As we’ve seen in earlier installments of this series, Braun revolutionized the product categories of audio entertainment, personal grooming and even time-telling. By the 1950s, they begun to expand out of the living room, the bathroom and the bedroom to transform the most crucial of household spaces: The kitchen, where every family’s sustenance was prepared. It was arguably the space where the housewives of the era, and the children they minded, spent the most time.
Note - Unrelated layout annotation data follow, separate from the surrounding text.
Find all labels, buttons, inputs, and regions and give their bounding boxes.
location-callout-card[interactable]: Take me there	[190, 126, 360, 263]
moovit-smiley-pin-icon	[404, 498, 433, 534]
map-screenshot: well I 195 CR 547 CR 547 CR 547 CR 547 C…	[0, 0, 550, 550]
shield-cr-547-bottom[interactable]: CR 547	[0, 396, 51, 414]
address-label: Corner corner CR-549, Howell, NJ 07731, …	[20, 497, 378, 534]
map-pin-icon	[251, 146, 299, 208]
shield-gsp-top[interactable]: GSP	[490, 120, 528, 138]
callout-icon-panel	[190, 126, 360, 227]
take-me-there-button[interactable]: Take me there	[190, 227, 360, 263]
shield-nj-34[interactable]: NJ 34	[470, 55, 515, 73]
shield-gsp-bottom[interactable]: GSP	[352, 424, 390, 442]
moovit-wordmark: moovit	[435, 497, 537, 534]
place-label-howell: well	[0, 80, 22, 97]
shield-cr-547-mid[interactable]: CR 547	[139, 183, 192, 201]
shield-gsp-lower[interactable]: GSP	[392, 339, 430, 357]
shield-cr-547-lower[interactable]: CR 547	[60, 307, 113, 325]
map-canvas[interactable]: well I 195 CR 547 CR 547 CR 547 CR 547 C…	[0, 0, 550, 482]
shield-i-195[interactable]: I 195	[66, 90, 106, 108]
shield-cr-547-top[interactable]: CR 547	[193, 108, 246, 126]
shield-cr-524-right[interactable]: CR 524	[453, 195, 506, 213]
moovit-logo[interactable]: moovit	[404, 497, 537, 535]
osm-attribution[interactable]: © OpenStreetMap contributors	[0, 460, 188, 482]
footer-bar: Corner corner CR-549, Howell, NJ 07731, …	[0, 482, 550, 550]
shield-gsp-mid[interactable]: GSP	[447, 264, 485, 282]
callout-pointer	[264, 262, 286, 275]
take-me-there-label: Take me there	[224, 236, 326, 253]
It was also a room for work, where design had yet to make a significant impact in easing the burden of labor. Braun’s designers tackled kitchen tasks with their characteristically superb analysis of what was needed, and how those objects should look and function. They began by introducing a host of diverse kitchen products, but it was the preparation of one hot beverage in particular—coffee—which allowed them to knock it out of the park time and again, in their relentless search of design perfection.
1957
KM 3
Gerd Alfred Muller
From the get-go, it became clear that Braun would forge their own design path in this category. The KM 3 food processor was radically different from then-dominant American mixers of the time, which followed that country’s streamlined, chrome-heavy style and often look as if they were manufactured by Chevy. The sleek, simple KM 3, in contrast, looked as if it were related to Braun’s electric razors of the era. But this was no example of trying to graft the design of one product category onto another; the smooth, largely featureless shape was easy to clean. Attesting to the successful design of the KM 3 is that it would see production, with slight modifications, for more than thirty years.